Pour rappel, cet opérateur audiovisuel privé, qui émettait le signal crypté de nombreuses chaines étrangères sur des fréquences en terrestre sans autorisation, contrevient à plusieurs lois et règles émises par le Ministère de la Défense Nationale, le Ministère de l’Intérieur, le Ministère de la communication et les agences telle l’agence Nationale des Fréquences (ANF).

Mr LAIB Noureddine, le responsable de la société ELECTR-STORE n’avait nullement été inquiété après avoir publié sur internet les services strictement interdits par la loi et qu’il proposait publiquement à ses clients.

Comme vous pouvez le constater sur les captures d’écran que nous mettons à votre disposition, il avait même publié l’adresse exacte du siège de son entreprise qui était établi à la Cité DAKSI, PG 35Log.Btc N° 06. 25003 Constantine.

Son geste précipité vient confirmer nos soupçons sur l’illégalité de son action.

Cela ne l’empêche point, selon nos sources, de continuer à exploiter le service qu’il propose de manière illégale tant au vu de la loi mais également vis-à-vis des propriétaires des chaines de télévision dont il a crypté le signal pour le revendre…

Nous avions, par ailleurs, transmis, en date du 01/10/2017, des mails demandant des explications aux responsables de La Direction du Contrôle du Spectre, La Direction de Gestion du Spectre et des Sites Radioélectriques et à la Direction Générale de l’Agence Nationale des Fréquences dont dépendent ces services, censés contrôler les spectres de fréquence en Algérie.

Nos questions portaient sur les éventuelles autorisations qu’aurait obtenues la société ELECTROSTORE, mais également si celle-ci avait bénéficié de fréquences allouées pour la diffusion et l’émission de signaux audiovisuels cryptés en mode terrestre.

Nous avons dans le même mail demandé si l’ANF avait les moyens de contrôler les fréquences utilisées de manières illégales par des entités ou des individus sur le territoire national. Des questions qui sont restées, bien évidemment, sans réponses…

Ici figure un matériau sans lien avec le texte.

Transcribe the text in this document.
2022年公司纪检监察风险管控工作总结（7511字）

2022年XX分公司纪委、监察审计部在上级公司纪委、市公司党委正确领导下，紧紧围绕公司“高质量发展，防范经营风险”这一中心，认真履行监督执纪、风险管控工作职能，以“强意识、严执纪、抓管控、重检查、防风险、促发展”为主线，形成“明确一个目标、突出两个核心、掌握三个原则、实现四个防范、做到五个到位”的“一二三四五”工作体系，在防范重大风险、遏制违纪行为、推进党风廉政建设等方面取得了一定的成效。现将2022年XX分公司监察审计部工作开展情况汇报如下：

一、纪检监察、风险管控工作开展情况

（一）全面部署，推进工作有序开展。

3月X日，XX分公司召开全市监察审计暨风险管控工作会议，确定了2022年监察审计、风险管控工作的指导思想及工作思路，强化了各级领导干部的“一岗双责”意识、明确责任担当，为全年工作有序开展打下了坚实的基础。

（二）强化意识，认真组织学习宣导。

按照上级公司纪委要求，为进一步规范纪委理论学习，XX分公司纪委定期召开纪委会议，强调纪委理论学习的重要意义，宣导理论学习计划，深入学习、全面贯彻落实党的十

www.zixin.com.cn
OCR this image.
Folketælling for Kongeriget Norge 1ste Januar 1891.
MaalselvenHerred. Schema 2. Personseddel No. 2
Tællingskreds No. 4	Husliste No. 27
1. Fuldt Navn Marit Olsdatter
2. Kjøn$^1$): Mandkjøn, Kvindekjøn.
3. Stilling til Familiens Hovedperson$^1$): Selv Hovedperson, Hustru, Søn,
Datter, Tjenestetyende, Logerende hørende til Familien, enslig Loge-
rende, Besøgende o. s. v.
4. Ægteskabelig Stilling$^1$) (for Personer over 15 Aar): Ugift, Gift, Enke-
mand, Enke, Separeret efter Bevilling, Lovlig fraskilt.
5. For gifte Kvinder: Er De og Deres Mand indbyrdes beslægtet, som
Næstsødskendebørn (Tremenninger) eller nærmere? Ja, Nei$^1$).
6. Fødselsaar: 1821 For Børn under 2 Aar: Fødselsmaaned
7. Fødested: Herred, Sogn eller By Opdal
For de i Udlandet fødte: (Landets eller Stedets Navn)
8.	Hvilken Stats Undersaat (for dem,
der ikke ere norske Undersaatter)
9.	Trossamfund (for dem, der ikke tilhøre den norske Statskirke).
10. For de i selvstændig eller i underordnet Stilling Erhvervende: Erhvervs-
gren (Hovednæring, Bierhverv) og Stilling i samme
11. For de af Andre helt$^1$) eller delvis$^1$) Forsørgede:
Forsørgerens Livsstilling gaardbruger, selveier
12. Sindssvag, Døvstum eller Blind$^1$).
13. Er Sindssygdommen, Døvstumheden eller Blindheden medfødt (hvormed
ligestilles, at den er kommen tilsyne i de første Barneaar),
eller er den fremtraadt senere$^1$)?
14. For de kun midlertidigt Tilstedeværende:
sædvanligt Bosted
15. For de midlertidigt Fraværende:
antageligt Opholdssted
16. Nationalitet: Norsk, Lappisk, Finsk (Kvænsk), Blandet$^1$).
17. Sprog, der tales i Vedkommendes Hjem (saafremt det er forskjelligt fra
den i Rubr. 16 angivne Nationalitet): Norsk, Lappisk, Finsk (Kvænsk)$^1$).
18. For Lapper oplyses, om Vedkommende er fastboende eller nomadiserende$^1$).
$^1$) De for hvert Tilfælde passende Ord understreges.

Si une personne avec des moyens réduits a pu couvrir sur le plan audiovisuel la ville de Constantine sans être inquiétée, que dire des formidables possibilités et moyens que peuvent s’offrir des parties hostiles à l’Algérie ? Les services contrôlant le spectre de fréquence dans notre pays ont-ils failli ou laissé faire ? Ce qui est certain est que, quelle que soit la réponse, celle-ci devrait inquiéter au plus haut point nos dirigeants.